/bookscraper

A sample Scrapy project with pagination, item loader, pipelines...

Primary LanguagePython

bookscraper

This is a Scrapy project to scrape information about books at http://books.toscrape.com/

This project is only meant for educational purposes.

Extracted data

This project extracts all data including title, price, product type etc...
A sample item:


{
    'title': 'A Light in the Attic',
    'upc': '£51.77',
    'product_type': 'Books',
    'price': '£51.77',
    'tax': '£0.00',
    'stock': 'In stock (22 available)',
    'reviews': '0',
    'rating': '3'
}

Spiders

This project contains two spiders: bookscraper-css and bookscraper-xpath. Both work the same way the first one is implemented with Css selectors the other one is implemented with xpath.

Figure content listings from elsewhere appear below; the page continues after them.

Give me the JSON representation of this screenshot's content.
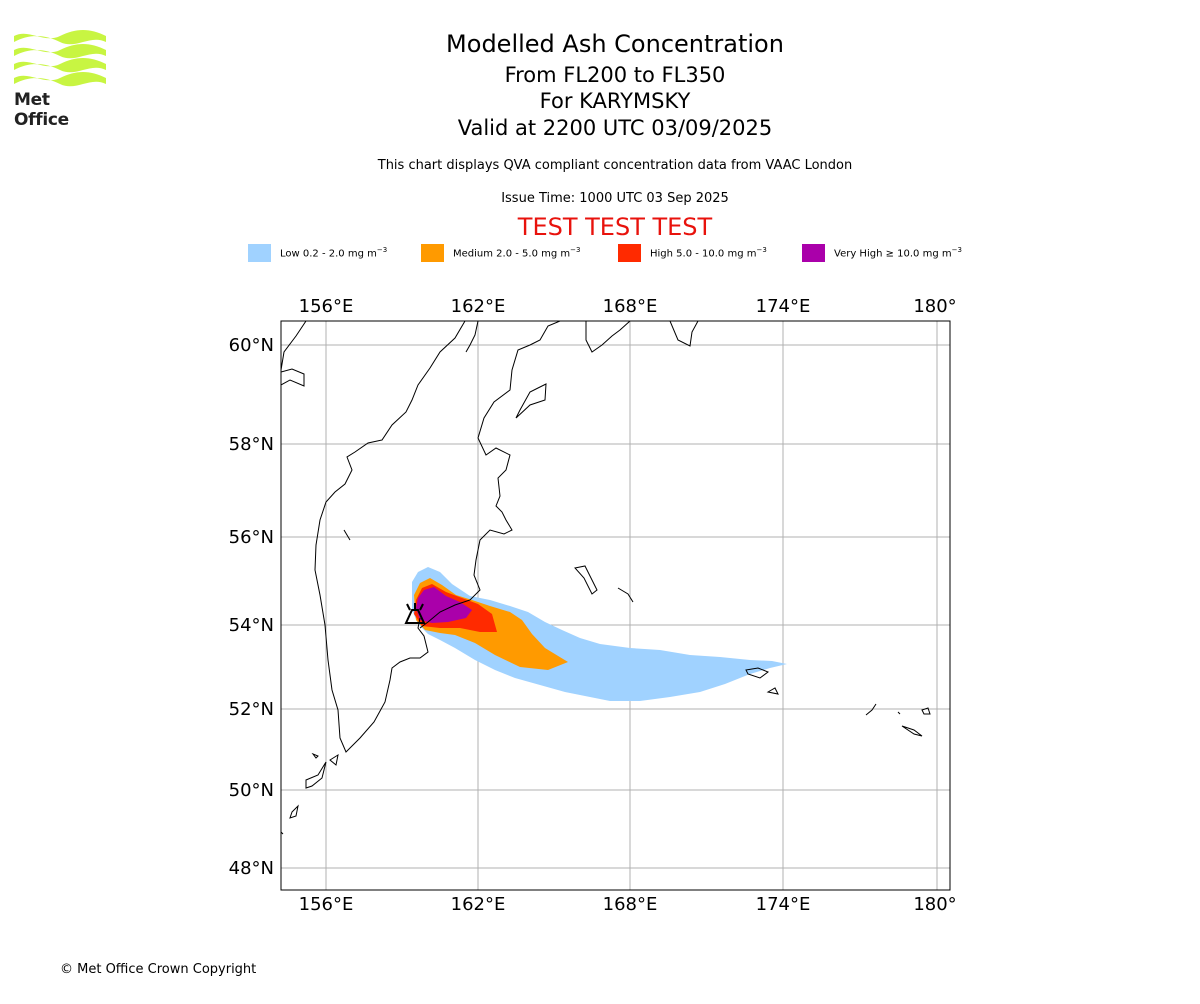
{
  "logo": {
    "text": "Met Office",
    "color": "#c8f542"
  },
  "title": {
    "line1": "Modelled Ash Concentration",
    "line2": "From FL200 to FL350",
    "line3": "For KARYMSKY",
    "line4": "Valid at 2200 UTC 03/09/2025",
    "subtitle": "This chart displays QVA compliant concentration data from VAAC London",
    "issue_time": "Issue Time: 1000 UTC 03 Sep 2025",
    "test_banner": "TEST TEST TEST",
    "test_color": "#e8120c"
  },
  "legend": [
    {
      "label": "Low 0.2 - 2.0 mg m",
      "unit_exp": "−3",
      "color": "#a0d2ff"
    },
    {
      "label": "Medium 2.0 - 5.0 mg m",
      "unit_exp": "−3",
      "color": "#ff9a00"
    },
    {
      "label": "High 5.0 - 10.0 mg m",
      "unit_exp": "−3",
      "color": "#ff2a00"
    },
    {
      "label": "Very High  ≥  10.0 mg m",
      "unit_exp": "−3",
      "color": "#aa00aa"
    }
  ],
  "map": {
    "lon_labels": [
      "156°E",
      "162°E",
      "168°E",
      "174°E",
      "180°"
    ],
    "lat_labels": [
      "60°N",
      "58°N",
      "56°N",
      "54°N",
      "52°N",
      "50°N",
      "48°N"
    ],
    "volcano_name": "KARYMSKY",
    "grid_color": "#b0b0b0"
  },
  "footer": {
    "copyright": "© Met Office Crown Copyright"
  }
}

You can learn more about web scraping with Scrapy by going through the original Scrapy Tutorial or Scrapy Tutorial Series on ScrapingAuthority.com.

Pipelines

This project contains four pipelines. One processes the "rating" field. The second one filters out books that have a stock number of more than five. The other two pipelines are meant to show you how to create json and csv files from the scraped data. You can disable pipelines in settings.py.

Running the spiders

You can run a spider using the scrapy crawl command:


$ scrapy crawl bookscraper-css
$ scrapy crawl bookscraper-xpath